Notice in these continuing excerpts from Vermont student essays a common theme: the sense of freedom and peace associated with being outdoors.
“Being outside is different from being inside. This is because when you are inside you feel like a cheetah in a cage, trapped,” begins Pomfret School sixth grader Kaelan Heston.
“When you are indoors, you are confined in a barrier of walls, continues classmate Jocelyn Hewitt. “People are enclosed from the life that lies just feet away….”
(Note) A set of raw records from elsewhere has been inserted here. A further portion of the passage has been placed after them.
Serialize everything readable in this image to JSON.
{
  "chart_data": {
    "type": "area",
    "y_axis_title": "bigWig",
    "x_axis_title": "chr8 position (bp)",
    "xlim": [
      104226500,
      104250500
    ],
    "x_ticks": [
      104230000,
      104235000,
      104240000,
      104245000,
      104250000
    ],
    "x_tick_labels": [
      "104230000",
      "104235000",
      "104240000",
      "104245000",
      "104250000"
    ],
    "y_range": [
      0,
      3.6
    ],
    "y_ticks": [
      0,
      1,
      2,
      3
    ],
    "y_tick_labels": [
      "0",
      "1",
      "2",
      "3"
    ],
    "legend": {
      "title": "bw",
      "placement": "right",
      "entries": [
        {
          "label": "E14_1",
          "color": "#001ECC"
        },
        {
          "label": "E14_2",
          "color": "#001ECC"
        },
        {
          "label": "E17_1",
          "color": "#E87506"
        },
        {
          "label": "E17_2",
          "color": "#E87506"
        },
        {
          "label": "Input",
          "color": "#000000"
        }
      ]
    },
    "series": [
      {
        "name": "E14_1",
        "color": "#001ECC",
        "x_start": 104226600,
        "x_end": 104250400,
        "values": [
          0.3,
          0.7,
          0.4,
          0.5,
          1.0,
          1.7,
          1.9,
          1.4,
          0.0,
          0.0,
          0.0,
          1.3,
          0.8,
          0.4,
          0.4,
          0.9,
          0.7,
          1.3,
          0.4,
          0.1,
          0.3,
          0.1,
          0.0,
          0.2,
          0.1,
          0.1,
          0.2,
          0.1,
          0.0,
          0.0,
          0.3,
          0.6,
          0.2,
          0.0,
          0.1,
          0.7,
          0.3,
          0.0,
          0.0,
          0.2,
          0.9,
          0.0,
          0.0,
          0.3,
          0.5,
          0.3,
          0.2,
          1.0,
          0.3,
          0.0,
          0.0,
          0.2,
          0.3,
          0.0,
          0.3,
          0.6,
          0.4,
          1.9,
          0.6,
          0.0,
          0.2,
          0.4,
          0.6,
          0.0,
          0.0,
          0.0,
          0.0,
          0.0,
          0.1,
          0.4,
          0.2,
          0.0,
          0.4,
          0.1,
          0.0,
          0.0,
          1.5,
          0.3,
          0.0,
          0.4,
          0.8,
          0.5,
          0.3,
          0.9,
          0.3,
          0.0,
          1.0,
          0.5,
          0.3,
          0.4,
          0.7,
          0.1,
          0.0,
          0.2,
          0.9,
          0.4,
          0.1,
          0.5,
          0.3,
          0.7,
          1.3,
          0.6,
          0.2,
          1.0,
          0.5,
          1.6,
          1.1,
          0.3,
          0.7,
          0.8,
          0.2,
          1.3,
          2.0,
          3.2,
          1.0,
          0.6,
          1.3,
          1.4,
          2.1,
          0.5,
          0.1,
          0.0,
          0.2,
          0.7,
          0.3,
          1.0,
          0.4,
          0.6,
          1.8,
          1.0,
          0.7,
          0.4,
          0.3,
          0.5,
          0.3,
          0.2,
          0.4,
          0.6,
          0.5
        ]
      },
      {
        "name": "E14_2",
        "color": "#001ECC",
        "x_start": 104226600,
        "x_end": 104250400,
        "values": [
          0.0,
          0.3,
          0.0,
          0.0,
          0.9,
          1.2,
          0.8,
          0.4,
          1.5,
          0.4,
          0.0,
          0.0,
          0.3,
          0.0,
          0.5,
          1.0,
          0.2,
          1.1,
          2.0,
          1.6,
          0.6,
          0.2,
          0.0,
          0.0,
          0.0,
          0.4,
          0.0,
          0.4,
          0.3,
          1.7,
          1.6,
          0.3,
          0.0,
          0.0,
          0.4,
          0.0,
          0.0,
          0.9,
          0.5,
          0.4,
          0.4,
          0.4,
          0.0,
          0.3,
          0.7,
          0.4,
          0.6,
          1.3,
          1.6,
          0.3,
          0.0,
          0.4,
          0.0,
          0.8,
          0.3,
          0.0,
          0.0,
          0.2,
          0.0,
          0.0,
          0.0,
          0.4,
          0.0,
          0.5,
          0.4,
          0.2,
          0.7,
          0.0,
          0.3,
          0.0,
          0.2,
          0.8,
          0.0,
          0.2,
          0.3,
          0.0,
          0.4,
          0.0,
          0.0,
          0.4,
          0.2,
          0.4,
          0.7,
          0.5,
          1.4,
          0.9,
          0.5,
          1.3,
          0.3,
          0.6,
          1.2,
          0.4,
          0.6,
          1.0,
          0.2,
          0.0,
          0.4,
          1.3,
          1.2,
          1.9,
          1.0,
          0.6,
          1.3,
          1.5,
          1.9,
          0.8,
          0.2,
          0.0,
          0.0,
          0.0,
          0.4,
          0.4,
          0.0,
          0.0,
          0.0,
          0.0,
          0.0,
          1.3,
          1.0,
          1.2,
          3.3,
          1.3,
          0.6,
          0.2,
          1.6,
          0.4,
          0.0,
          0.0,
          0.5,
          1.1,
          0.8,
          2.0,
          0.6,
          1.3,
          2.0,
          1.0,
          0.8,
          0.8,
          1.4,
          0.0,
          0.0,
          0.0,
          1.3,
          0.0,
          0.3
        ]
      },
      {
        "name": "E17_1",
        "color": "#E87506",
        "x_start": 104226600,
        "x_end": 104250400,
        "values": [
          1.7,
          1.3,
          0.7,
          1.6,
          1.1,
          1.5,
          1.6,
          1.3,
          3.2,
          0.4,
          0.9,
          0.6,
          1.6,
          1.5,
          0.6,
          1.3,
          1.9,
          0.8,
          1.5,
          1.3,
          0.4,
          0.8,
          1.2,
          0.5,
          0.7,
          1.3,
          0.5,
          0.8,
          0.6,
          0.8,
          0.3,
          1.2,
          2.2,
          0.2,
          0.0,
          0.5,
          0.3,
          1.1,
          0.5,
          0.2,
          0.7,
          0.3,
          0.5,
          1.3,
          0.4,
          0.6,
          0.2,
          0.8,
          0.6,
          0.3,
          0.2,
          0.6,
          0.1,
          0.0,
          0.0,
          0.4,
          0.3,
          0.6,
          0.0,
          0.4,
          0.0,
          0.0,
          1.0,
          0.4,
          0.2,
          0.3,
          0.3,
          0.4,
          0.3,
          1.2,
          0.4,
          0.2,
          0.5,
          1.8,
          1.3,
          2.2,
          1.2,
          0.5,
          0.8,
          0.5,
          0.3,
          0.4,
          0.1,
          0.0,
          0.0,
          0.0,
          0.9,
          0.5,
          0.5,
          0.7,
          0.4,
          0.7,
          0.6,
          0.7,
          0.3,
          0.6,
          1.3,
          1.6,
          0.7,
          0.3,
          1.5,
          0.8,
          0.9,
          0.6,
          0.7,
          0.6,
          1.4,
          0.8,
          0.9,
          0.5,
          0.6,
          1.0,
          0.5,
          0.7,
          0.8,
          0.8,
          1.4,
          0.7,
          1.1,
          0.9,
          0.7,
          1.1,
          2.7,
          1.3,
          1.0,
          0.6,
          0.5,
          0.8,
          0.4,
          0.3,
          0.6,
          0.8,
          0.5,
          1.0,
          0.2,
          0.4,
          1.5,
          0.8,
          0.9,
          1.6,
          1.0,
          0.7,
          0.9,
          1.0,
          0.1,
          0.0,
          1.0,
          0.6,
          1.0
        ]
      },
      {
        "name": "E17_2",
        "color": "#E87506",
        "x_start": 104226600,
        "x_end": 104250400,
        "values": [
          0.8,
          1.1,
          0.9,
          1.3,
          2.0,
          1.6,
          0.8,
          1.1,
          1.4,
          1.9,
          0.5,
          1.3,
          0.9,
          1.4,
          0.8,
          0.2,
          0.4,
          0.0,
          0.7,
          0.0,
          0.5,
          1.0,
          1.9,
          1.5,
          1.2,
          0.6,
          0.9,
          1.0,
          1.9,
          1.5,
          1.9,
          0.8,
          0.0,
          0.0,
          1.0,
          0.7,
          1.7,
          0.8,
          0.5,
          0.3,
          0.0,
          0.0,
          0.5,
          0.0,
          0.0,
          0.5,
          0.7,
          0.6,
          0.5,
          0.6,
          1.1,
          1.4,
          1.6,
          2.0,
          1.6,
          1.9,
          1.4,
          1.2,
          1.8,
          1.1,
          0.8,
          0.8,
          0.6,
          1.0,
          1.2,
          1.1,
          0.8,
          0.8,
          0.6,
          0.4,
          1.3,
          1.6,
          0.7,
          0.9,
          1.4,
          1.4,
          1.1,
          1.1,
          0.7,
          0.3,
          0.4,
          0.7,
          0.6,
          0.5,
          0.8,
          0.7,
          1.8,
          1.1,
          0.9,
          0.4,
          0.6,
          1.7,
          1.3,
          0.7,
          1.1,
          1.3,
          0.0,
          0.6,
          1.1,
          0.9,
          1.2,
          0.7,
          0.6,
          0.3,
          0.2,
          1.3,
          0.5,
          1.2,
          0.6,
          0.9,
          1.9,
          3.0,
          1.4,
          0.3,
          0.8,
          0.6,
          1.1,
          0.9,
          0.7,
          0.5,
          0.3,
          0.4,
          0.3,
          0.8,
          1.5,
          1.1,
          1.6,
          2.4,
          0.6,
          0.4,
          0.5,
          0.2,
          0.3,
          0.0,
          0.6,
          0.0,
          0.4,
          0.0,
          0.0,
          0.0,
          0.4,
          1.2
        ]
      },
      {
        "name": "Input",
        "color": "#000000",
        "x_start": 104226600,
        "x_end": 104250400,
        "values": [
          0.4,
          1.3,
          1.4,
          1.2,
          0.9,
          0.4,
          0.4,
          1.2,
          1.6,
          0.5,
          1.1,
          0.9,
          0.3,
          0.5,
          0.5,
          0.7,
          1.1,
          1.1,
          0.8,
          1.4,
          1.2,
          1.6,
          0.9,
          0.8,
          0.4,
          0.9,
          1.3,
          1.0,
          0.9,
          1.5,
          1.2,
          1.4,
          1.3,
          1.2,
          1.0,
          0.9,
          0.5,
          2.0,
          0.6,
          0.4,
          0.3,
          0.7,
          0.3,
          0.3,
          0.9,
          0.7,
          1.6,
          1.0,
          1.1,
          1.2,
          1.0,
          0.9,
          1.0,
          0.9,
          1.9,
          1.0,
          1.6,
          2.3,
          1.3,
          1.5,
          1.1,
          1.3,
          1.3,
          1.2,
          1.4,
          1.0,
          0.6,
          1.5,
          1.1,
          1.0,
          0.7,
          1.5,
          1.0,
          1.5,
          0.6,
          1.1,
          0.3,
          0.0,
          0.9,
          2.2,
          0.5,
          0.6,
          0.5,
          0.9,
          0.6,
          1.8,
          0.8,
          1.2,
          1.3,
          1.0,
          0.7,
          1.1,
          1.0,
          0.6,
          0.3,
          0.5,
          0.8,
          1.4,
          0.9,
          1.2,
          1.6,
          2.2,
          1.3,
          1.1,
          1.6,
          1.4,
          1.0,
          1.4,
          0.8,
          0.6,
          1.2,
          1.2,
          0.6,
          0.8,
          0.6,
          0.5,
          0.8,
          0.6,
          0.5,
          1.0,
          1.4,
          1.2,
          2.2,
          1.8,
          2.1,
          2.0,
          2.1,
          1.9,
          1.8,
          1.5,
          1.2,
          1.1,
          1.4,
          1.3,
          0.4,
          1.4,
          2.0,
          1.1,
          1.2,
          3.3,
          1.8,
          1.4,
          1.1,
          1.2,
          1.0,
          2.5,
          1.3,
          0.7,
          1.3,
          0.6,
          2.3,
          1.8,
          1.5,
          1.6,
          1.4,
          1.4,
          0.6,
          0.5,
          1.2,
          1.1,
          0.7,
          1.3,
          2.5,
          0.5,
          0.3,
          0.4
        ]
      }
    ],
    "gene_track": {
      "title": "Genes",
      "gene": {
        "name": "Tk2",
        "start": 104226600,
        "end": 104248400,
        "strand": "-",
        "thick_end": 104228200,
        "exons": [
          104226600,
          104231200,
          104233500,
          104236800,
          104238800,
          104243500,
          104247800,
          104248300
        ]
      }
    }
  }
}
Pomfret classmate Jack Greene summarized his feelings in a poem:
Where the wind whistles,
Where nothing is man made,
Where you can run freely in the forest,
Where the sun shines brightly through tree leaves,
And brooks run smoothly, twisting and turning through the world,
Where you have nothing to worry about,
Where the birds sing their songs of glory,
This is nature.
Several children mentioned the sense of peace and calm they feel outside. In these stressful times when children are often tightly scheduled, we all might take note:
“It’s a place where I can concentrate. It’s a place where I can be still. It’s a place where I can be calm,” says Ellen White of the Edge Academy. Classmate Hollie Parks elaborates, “The outdoors is the best place for me to think. I just like listening to the animals around me and listening to the peace and quiet around me. I do most of my best thinking outdoors. My favorite thing to do when I am outside is just sit or stand and feel the breeze. I love the wind – my favorite thing about nature. Nature helps me cool off, helps me relax.
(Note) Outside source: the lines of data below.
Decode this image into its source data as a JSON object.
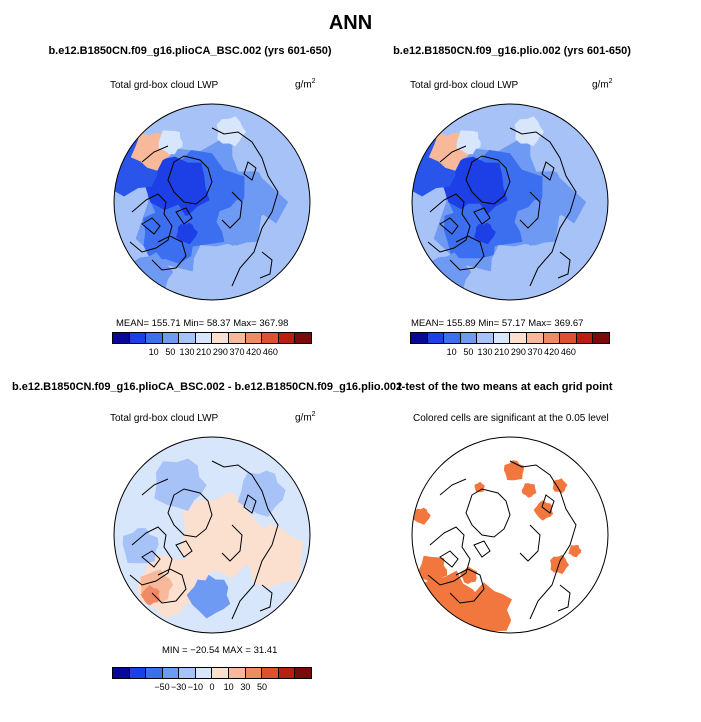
{
  "title": "ANN",
  "panels": [
    {
      "title": "b.e12.B1850CN.f09_g16.plioCA_BSC.002 (yrs 601-650)",
      "subtitle": "Total grd-box cloud LWP",
      "unit_base": "g/m",
      "unit_exp": "2",
      "stats": "MEAN=  155.71   Min=   58.37   Max=  367.98",
      "colorbar_labels": [
        "10",
        "50",
        "130",
        "210",
        "290",
        "370",
        "420",
        "460"
      ]
    },
    {
      "title": "b.e12.B1850CN.f09_g16.plio.002 (yrs 601-650)",
      "subtitle": "Total grd-box cloud LWP",
      "unit_base": "g/m",
      "unit_exp": "2",
      "stats": "MEAN=  155.89   Min=   57.17   Max=  369.67",
      "colorbar_labels": [
        "10",
        "50",
        "130",
        "210",
        "290",
        "370",
        "420",
        "460"
      ]
    },
    {
      "title": "b.e12.B1850CN.f09_g16.plioCA_BSC.002 - b.e12.B1850CN.f09_g16.plio.002",
      "subtitle": "Total grd-box cloud LWP",
      "unit_base": "g/m",
      "unit_exp": "2",
      "stats": "MIN = −20.54  MAX =  31.41",
      "colorbar_labels": [
        "−50",
        "−30",
        "−10",
        "0",
        "10",
        "30",
        "50"
      ]
    },
    {
      "title": "t-test of the two means at each grid point",
      "subtitle": "Colored cells are significant at the 0.05 level"
    }
  ],
  "colors": {
    "scale": [
      "#08089a",
      "#1c3fe6",
      "#3b6ff0",
      "#6f9af3",
      "#a6c2f7",
      "#d8e6fb",
      "#fbe0d0",
      "#f8b89a",
      "#f08a64",
      "#e0502e",
      "#b81e12",
      "#7c0a08"
    ],
    "significant": "#f2773e",
    "land_outline": "#000000"
  }
}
Jocelyn Hewitt continues, “Peace is a big part of nature, being able to sit quietly and enjoy the unique chirping of the birds, the slow rumbling crash of the brook as it thunders around the bend. When you are inside, that is something you and only imagine about…. When you are outdoors you feel the realness, the sense that everything around you is alive. The trees blowing in the wind, the grass a rippling sea across the plain. When I am outdoors I feel alive, a different sort of feeling than when I am indoors.”
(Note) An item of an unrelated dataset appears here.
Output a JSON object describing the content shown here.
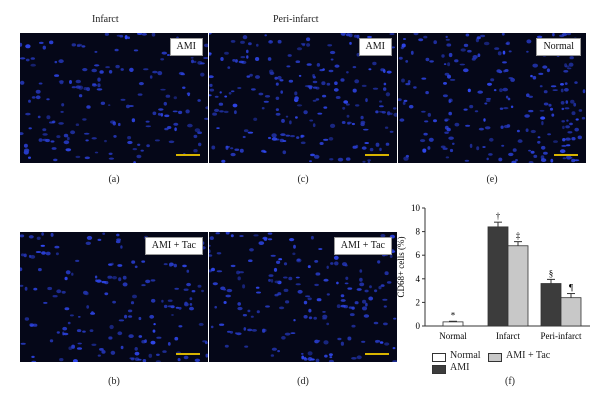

Says Edge Academy classmate Nathan Watts: ”I believe that ‘Mother Nature’s Child’ refers to someone who realizes how important nature is, how relaxing it is, how liberating, it’s astounding. When I’m feeling stressed, I go outside. Almost instantly, I am completely calm.”
“If every day were an outside day” writes thirteen year old Edge Academy student Rose Monahan, “I would never be sad again. When you’re outdoors, everything is different. The air is cleaner. The sun is warmer. Everything is heightened and better. When I’m outdoors, I’m happier. I can think better. When I’m outdoors, I can run. I feel free, like I can just do and go. No rules, no waiting, and NO florescent lights. When I’m inside, it’s different. There isn’t enough air, and everything is cramped. Out doors, there is lots of space. Room for everyone to be able to relax, instead of people being grumpy and snapping at each other. Inside, everyone knows everything, and there is no room for personality. If life went my way, everyone would go outside everyday. We would be a happier, healthier population.”
Choe Lemmel-Hay, 12, from The Edge Academy summarized her thoughts in a poem:
Walking through the woods with a camera and notebook on hand; What could be more relaxing?
Sitting by a tree taking pictures of ferns; What could make me feel more whole?
Wading in a brook with lily pads and water bugs; What on earth could make me feel more alive?